Your Lambda also returns matching CORS headers, so the browser will accept the responses.

Test the endpoint

Before wiring PCIbex, sanity-check the GET route:

• Visit your API URL directly (API Endpoint in the Triggers tab) in a browser.
  
• You should see:

{"ok": true}

If not, open CloudWatch Logs for the function and look for errors.

Wire up PCIbex / PennController

The original S3 tutorial includes a sample experiment; here’s a copy you can start from:
Experiment editor link: (click here to open the sample experiment)[https://farm.pcibex.net/experiments/new?from=OAHoDO]

In that template, replace:

InitiateRecorder("https://my.server/path/to/file.php").label("init")

with:

const LAMBDA_URL = "https://abc123.execute-api.us-east-2.amazonaws.com/default/pcibex-s3-recorder";
InitiateRecorder(LAMBDA_URL).label("init");

Now PCIbex will GET the Lambda at init (expecting { "ok": true }) and later POST the ZIP with UploadRecordings(...).

Async vs end-of-experiment uploads

The template uploads asynchronously after each trial via:

// Run the 'letter'- and 'picture'-labeled trials (see Template below) in a randomized order,
    // and insert the 'async'-labeled trial (see UploadRecordings below) between each trial
    sepWith("async", rshuffle("letter","picture"))

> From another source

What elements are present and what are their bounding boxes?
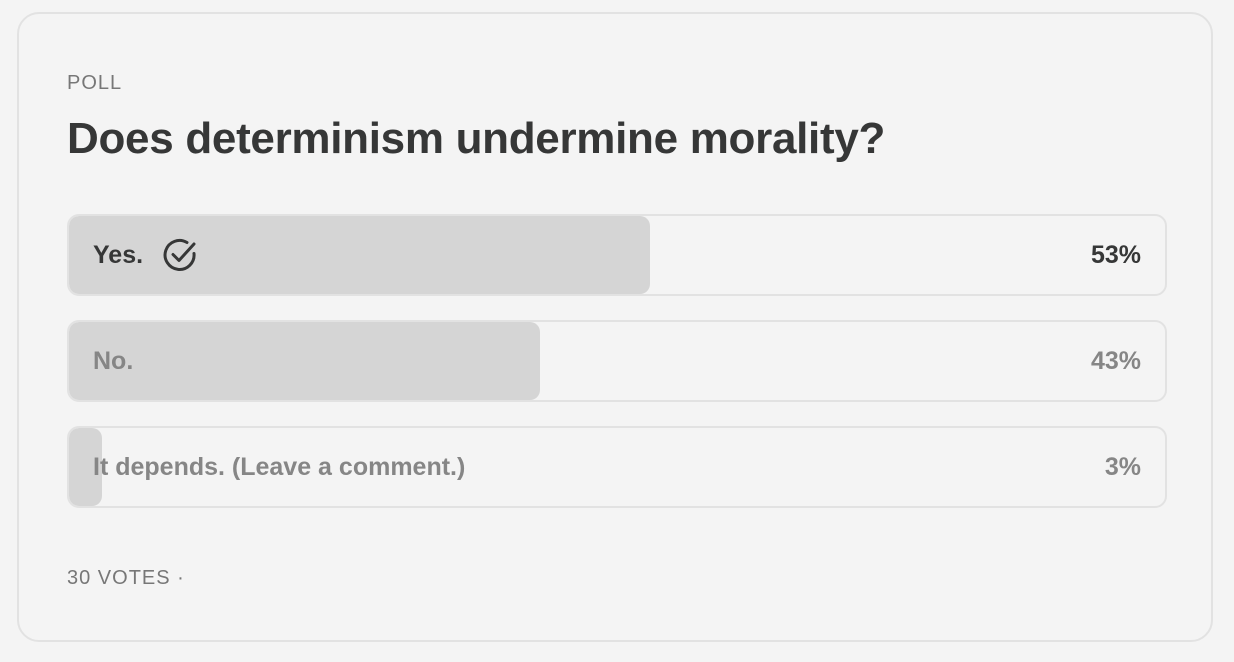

You can keep that pattern, or upload once at the end with a single UploadRecordings() in your sequence. The end-of-experiment approach allows participants to download their ZIP if the server is unreachable; the fully async pattern does not.

What happens under the hood

• InitiateRecorder(...) makes a GET → Lambda returns { "ok": true }.
  
• UploadRecordings(...) sends files with POST multipart/form-data →
  
• Lambda parses the upload and stores it in S3 → responds { "ok": true, "key": "..." }.
  
• No extra JS is needed.

Verify uploads

After a test run, you should see keys like:

4f4c3a71-6ad4-4aad-9d2a-f932b261a0a5_recordings.zip

If uploads fail or you don’t see new objects, open CloudWatch Logs for the Lambda and look for method=POST entries and any stack traces.

Notes and variations

• Change ContentType if you know PCIbex uploads a different type.
  
• Use “subfolders” by prefixing the object key, e.g., f"pcibex/{uuid}_{filename}".
  
• If you host PCIbex elsewhere, update both ALLOWED_ORIGIN and API Gateway CORS.
  
• Add experiment/version info to keys for traceability (e.g., exp1-v3/...).
  
• You can host stimuli out of S3, but I usually ship a ZIP from Git for simplicity:

PreloadZip("https://raw.githubusercontent.com/utkuturk/silly_exp/main/my_pictures.zip");

As you get comfortable, consider recreating this setup via the AWS CLI; it’s faster and more reproducible than clicking around the console. I am not there yet. When I streamline this process with a commandline tools, I will share that as well.